With reference to a recent example where national access to vaccination for those aged 45+ opened and the timing of communication about walk-in vaccine availability at the Pentagon Centre, Chatham for 50+ individuals only, a question was posed about joining up communications and ensuring ease of access. In response, it was explained that pandemic management was dynamic. Often local areas needed to react quickly to Government direction which might cause unintended consequences. The Board was assured that lessons were learnt in this regard. The Board was advised that the Pentagon Centre had been added to the national website for vaccination booking that afternoon.
Asked whether detailed feedback would be provided on lessons learned during the COVID-19 pandemic, it was anticipated that there would be a broad national evaluation which Medway could feed into. Locally, regular debrief meetings were held to ensure that any necessary improvements were identified and implemented quickly.
In response to concerns about accessing primary care services, particularly in areas affected by vaccination delivery in the Strood Rural and Peninsula areas, the Kent and Medway CCG representative undertook to revert to the Board Member outside of the meeting. More generally in relation to the future of primary care and community services, it was explained that a model for sustainable delivery of these services was under review to ensure that they were not compromised whilst ongoing vaccine/booster delivery was undertaken.
Asked when primary care would return to its ‘normal’ state based on the Government’s roadmap, it was explained that the roadmap focused on easing restrictions to offer a route back to a more normal life. In some cases, delivery of NHS services had altered in response to the COVID-19 pandemic, and it was unlikely that the existing models of delivery would return. This should be considered positively. The Board was advised that the ICP, and MCH as one provider in particular, had focused on learning lessons from what had gone well and not so well during the pandemic to help shape service restoration and recovery to a new ‘normal’ whist ensuring staff maintain their resilience.

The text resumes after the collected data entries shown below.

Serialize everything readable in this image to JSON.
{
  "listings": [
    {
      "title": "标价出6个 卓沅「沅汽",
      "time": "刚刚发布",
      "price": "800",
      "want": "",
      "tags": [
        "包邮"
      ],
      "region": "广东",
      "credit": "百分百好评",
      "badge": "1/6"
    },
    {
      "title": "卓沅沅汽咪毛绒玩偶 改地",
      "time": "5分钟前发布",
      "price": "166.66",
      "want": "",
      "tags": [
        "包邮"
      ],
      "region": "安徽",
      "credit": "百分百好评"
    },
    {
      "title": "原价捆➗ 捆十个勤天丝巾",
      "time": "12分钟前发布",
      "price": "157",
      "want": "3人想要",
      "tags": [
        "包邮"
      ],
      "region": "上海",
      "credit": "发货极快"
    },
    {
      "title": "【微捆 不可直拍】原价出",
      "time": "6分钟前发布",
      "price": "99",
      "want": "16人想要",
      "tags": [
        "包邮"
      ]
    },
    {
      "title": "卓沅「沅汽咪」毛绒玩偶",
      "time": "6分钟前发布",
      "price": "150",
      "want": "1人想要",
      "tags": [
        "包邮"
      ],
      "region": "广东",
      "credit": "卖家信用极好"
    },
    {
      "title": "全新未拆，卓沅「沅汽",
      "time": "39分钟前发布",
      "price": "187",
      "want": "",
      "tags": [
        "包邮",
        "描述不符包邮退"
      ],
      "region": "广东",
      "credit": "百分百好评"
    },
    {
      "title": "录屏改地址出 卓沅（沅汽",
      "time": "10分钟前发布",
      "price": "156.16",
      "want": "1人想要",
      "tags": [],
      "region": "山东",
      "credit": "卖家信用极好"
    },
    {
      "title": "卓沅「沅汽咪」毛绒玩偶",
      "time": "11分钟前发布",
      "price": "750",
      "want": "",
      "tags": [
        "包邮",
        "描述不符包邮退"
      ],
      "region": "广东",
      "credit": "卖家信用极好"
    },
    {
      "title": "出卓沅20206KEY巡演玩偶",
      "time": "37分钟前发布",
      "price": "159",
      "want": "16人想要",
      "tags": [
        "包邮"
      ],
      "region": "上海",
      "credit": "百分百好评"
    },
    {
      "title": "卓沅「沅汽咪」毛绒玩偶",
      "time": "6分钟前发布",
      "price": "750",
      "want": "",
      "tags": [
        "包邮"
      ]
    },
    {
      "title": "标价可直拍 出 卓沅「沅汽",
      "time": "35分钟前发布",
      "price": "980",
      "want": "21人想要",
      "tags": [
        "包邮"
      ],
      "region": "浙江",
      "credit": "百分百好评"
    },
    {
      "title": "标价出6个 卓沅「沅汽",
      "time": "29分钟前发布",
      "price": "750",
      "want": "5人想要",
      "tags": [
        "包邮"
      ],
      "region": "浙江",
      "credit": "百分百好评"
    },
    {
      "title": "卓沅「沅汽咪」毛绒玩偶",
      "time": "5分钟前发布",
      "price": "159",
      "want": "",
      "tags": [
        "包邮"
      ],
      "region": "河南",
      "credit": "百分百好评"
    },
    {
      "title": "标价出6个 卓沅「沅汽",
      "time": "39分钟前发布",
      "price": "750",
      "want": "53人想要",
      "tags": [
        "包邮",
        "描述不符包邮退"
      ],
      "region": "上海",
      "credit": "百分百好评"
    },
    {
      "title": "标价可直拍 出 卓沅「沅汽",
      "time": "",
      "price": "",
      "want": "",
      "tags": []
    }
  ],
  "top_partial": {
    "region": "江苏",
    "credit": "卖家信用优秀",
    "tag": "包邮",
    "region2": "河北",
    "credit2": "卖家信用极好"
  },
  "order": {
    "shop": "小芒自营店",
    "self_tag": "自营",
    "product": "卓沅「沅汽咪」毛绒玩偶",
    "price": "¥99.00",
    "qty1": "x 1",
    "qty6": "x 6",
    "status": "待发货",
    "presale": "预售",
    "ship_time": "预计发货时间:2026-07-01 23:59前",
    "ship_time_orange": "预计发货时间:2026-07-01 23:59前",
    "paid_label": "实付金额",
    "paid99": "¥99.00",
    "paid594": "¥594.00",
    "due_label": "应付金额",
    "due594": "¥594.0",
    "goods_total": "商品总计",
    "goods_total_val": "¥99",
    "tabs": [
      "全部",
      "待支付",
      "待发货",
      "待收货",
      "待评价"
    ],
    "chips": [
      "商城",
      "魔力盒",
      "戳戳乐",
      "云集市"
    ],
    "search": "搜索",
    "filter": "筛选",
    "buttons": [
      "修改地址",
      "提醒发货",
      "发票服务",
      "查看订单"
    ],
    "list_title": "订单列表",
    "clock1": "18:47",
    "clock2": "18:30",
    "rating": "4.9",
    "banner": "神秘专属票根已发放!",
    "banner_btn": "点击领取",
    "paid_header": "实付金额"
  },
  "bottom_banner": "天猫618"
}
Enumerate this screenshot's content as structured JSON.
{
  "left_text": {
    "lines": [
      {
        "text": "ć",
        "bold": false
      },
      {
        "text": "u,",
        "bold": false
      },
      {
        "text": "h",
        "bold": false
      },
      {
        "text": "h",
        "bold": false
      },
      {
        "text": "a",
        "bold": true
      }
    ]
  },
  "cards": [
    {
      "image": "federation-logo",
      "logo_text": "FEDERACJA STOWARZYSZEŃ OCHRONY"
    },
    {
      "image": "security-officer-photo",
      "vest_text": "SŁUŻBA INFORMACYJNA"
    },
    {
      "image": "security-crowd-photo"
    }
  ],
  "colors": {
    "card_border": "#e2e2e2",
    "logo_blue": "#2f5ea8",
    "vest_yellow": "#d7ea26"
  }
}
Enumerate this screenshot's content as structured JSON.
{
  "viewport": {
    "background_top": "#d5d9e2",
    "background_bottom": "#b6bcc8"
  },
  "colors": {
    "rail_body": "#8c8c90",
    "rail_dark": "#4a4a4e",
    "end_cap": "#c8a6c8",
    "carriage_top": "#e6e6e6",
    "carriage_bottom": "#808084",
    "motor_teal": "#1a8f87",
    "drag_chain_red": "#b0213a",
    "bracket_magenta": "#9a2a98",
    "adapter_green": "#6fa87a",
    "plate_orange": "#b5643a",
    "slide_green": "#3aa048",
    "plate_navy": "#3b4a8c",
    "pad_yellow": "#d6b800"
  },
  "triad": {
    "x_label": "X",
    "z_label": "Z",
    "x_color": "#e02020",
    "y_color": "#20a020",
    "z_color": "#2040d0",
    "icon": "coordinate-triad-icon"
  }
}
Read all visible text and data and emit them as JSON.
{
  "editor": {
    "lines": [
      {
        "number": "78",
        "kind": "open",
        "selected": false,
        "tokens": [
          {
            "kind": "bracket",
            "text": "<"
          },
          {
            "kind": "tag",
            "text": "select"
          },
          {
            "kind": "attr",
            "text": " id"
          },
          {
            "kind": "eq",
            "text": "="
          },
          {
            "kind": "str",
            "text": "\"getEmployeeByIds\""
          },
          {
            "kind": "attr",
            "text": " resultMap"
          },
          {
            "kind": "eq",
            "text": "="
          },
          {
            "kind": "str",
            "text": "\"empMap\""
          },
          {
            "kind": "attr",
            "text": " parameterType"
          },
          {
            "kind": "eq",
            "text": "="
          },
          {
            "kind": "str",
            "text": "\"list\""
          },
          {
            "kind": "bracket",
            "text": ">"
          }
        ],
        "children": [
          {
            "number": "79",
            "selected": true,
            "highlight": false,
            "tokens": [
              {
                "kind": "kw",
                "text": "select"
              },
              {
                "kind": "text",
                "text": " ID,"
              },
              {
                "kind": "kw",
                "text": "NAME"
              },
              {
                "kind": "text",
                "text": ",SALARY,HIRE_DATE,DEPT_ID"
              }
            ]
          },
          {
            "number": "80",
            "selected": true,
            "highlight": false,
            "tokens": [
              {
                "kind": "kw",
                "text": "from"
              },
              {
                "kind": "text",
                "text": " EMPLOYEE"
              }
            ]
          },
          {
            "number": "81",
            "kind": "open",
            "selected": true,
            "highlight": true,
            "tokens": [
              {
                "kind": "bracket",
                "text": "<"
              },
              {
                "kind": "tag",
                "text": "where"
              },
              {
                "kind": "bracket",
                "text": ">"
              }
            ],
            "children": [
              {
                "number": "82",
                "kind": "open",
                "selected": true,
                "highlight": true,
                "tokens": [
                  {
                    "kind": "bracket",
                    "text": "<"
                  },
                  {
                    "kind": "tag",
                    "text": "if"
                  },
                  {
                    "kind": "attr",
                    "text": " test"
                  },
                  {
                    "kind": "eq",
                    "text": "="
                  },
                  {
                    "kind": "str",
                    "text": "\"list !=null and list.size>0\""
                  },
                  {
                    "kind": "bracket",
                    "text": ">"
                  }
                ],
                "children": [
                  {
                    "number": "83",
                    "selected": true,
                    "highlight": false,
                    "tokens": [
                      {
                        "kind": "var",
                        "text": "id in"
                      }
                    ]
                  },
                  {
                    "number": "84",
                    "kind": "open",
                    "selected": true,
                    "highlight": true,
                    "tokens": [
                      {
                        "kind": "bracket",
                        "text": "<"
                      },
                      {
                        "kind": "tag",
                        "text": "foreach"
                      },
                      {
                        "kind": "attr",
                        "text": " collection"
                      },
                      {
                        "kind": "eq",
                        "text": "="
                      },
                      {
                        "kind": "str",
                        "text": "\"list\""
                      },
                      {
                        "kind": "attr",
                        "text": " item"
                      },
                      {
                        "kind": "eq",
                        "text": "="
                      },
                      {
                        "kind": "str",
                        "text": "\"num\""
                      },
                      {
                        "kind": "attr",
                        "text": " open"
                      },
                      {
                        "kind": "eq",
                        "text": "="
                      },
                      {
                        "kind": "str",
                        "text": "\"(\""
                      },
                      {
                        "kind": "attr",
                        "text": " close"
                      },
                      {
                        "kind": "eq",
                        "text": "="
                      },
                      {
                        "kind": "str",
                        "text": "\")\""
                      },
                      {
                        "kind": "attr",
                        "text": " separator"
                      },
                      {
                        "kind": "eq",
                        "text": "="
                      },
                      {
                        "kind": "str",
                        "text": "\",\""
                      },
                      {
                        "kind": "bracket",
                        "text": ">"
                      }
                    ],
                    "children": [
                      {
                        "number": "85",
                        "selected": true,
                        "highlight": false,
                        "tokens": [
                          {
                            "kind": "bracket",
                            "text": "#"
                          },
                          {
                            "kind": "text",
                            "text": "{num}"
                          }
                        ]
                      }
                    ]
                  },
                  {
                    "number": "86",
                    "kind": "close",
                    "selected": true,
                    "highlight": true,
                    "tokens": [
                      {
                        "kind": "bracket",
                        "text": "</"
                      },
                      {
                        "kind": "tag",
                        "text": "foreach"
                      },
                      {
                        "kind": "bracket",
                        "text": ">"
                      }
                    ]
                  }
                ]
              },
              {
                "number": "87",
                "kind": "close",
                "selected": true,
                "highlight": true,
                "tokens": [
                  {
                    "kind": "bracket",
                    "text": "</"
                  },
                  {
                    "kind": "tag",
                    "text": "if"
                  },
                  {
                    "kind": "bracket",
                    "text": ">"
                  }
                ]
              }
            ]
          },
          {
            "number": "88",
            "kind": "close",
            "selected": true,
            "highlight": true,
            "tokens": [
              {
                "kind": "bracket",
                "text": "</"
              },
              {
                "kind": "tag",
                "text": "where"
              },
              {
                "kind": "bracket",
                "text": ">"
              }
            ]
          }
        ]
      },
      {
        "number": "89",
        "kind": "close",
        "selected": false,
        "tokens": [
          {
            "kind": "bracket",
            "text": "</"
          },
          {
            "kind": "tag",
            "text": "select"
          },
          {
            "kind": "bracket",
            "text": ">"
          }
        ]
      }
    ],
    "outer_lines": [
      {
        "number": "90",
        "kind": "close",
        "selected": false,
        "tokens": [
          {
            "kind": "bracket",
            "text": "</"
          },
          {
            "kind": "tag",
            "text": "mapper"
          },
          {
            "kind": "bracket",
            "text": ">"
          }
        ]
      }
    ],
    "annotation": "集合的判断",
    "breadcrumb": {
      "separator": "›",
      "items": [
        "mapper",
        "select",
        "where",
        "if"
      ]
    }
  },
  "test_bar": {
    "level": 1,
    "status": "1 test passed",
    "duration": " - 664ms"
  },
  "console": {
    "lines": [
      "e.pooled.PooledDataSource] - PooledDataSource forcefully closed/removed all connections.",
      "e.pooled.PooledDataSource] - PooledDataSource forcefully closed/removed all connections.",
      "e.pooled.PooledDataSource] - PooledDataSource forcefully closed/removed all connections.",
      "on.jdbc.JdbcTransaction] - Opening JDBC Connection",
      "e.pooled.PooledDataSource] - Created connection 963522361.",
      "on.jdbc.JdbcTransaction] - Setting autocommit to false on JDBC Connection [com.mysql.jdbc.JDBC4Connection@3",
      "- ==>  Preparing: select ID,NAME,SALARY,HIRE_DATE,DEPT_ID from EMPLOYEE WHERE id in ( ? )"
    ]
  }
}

A concern was expressed, generally, about poor access to GPs in Medway before the COVID-19 pandemic which had been exacerbated during the pandemic. A suggestion was made that this matter be added to the Board’s work programme.
It was acknowledged that it had been an extraordinary year, which had created backlogs and pressures on service systems which would take some time to clear. Work was ongoing to ensure that services were prioritised to deal with critical issues and there was a renewed focus on supporting the most vulnerable populations and on addressing health inequalities. The Board was advised that Medway Council’s Director of Public Health would lead on Population Health Management across Kent and Medway. The Board was assured that work was ongoing in relation to wider determinants of health and prevention. It was suggested that the Board might want to discuss primary care under agenda item 8 (NHS White Paper the Future of Health and Care).
The Health and Wellbeing Board:
a) noted the update presented in the report,
b) noted that a public facing version of the LOMP was due to be published on the Council’s website imminently and agreed to request that this be shared with Board Members.